Sin duda, este purismo nace de un deseo justo: la vuelta a la propia tradición. Pero, entonces, nos preguntamos: ¿cómo este deseo religioso puede llegar a consecuencias tan atroces como la violencia en nombre de Alá y el terrorismo de Estado? Nos encontramos ante una encrucijada: o la tradición religiosa general irracionabilidad y violencia, o bien algo falla. Creemos que el fondo del conflicto radica en el verdadero sentido de tradición. El ejemplo de Irán es claro: un país que pasa de una apertura a Occidente y a su propuesta de progreso y modernización arrancando de raíz su pasado histórico y cultural (lo que, claramente, ocurría con el Sha), a una vuelta violenta y reaccionaria hacia su «supuesta» tradición. Y decimos «supuesta» porque hoy las mujeres iraníes se cubren como nunca lo habían hecho en Persia. Todo pueblo tiene una historia ligada a una tradición. El hecho de ser nación le dota de un bagaje de manifestaciones y expresiones humanas que le hacen comprenderse más a sí mismo: sin embargo, la tradición puede reducirse a formalismos, ritualismos y ser causa de muerte para una sociedad si no se comprende su valor: «Este factor de la vida está fuertemente conectado con el problema religioso. En efecto, el valor religioso unifica pasado, presente y futuro y, cuando es auténtico, es profundamente amigo de apreciar todo matiz del pasado, igual que se dispone a sumir cualquier riesgo ante el futuro, y es indómito, insomne y vigilante, según la expresión del Evangelio, en el presente. (...) La tradición es como una hipótesis de trabajo con la que la naturaleza nos pone a operar en la gran cantera de la vida y de la historia» (Luigi Giussani, El sentido religioso).

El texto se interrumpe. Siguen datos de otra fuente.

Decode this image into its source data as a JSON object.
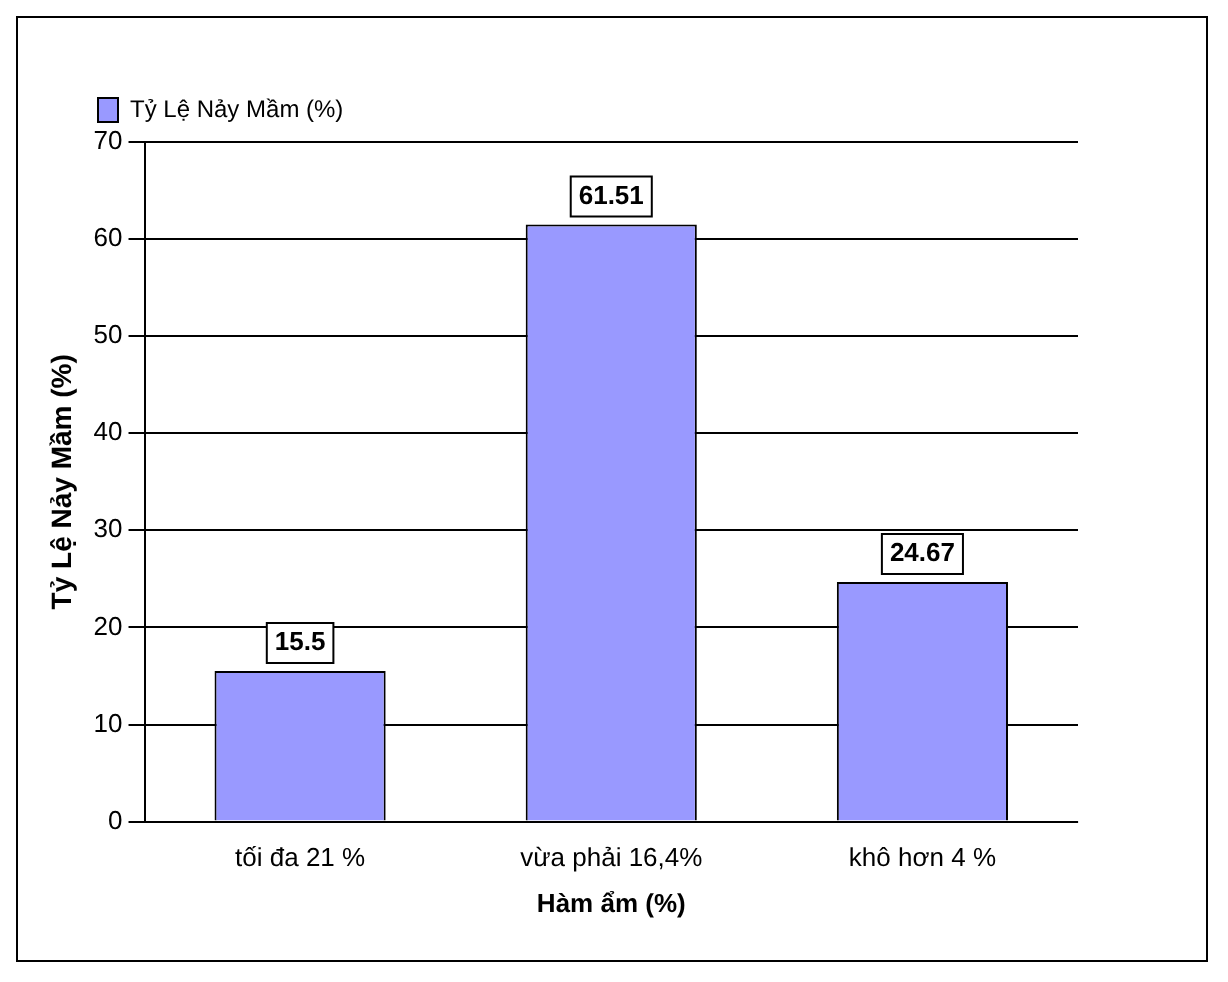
{
  "chart_data": {
    "type": "bar",
    "xlabel": "Hàm ẩm (%)",
    "ylabel": "Tỷ Lệ Nảy Mầm (%)",
    "categories": [
      "tối đa 21 %",
      "vừa phải 16,4%",
      "khô hơn 4 %"
    ],
    "series": [
      {
        "name": "Tỷ Lệ Nảy Mầm (%)",
        "color": "#9999ff",
        "values": [
          15.5,
          61.51,
          24.67
        ]
      }
    ],
    "ylim": [
      0,
      70
    ],
    "yticks": [
      0,
      10,
      20,
      30,
      40,
      50,
      60,
      70
    ],
    "grid": "y",
    "legend": "top left",
    "data_labels": true
  }
}
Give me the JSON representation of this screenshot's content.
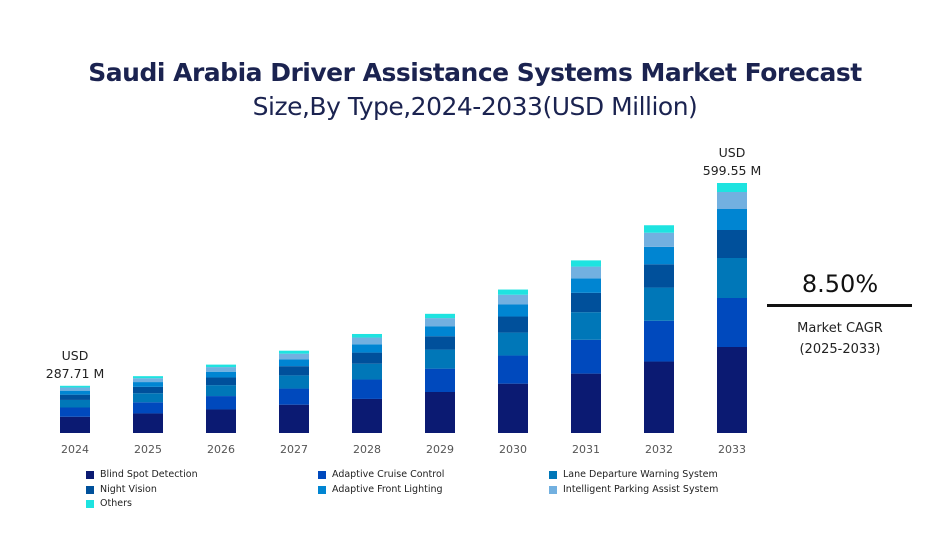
{
  "title": "Saudi Arabia Driver Assistance Systems Market Forecast",
  "subtitle": "Size,By Type,2024-2033(USD Million)",
  "cagr": {
    "value": "8.50%",
    "label": "Market CAGR",
    "period": "(2025-2033)"
  },
  "chart_data": {
    "type": "bar",
    "stacked": true,
    "title": "Saudi Arabia Driver Assistance Systems Market Forecast",
    "subtitle": "Size,By Type,2024-2033(USD Million)",
    "categories": [
      "2024",
      "2025",
      "2026",
      "2027",
      "2028",
      "2029",
      "2030",
      "2031",
      "2032",
      "2033"
    ],
    "totals": [
      287.71,
      312.2,
      338.7,
      367.5,
      398.7,
      432.6,
      469.4,
      509.3,
      552.6,
      599.55
    ],
    "annotations": [
      {
        "category": "2024",
        "line1": "USD",
        "line2": "287.71 M"
      },
      {
        "category": "2033",
        "line1": "USD",
        "line2": "599.55 M"
      }
    ],
    "series": [
      {
        "name": "Blind Spot Detection",
        "color": "#0b1a72",
        "share": 0.344
      },
      {
        "name": "Adaptive Cruise Control",
        "color": "#0049bd",
        "share": 0.196
      },
      {
        "name": "Lane Departure Warning System",
        "color": "#0077b8",
        "share": 0.16
      },
      {
        "name": "Night Vision",
        "color": "#00509b",
        "share": 0.112
      },
      {
        "name": "Adaptive Front Lighting",
        "color": "#0085d2",
        "share": 0.084
      },
      {
        "name": "Intelligent Parking Assist System",
        "color": "#72b0e0",
        "share": 0.068
      },
      {
        "name": "Others",
        "color": "#1ee3e0",
        "share": 0.036
      }
    ],
    "xlabel": "",
    "ylabel": "",
    "grid": false,
    "legend": "bottom"
  }
}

La tradición islámica se centra en el sentido religioso, en la fe en Alá. La criatura finita se relaciona con el infinito que la permite comprenderse a sí misma y expresar su humanidad. Esta tradición choca con la modernidad por medio del colonialismo del siglo XIX o por los intereses petroleros del siglo XX. Y, como dice un proverbio inglés, «las mercancías nunca viajan solas»: ante este contacto, en Oriente algunos se dejan seducir por la posibilidad de ser hombres sin Dios; otros, ya vacíos, prefieren aferrarse a una tradición transformada en tradicionalismo, aunque en el encuentro entre laicistas e integristas se asomen tímidamente las posturas reformistas, aún minoritarias.
Los reformistas quieren asumir el desafío de la modernidad sin renegar en modo alguno del espíritu religioso de la tradición. Se trata de revitalizar el Islam en el contexto del mundo contemporáneo.
No queremos ignorar a millones de musulmanes que hoy viven una fe sincera. Todos aquellos que invocan y alaban a Alá diariamente en la mezquita, o aquellos que ofrecen sus limosnas a los necesitados, o todos los que peregrinan a La Meca pidiendo la salvación de sus vidas.
Como exhortó Juan Pablo II a los jóvenes marroquíes, «nuestro diálogo se deriva de una fe hacia Dios y supone que sabemos reconocer a Dios con la fe y dar testimonio de Él con la palabra y con la acción en un mundo cada vez más secularizado y a veces también ateo».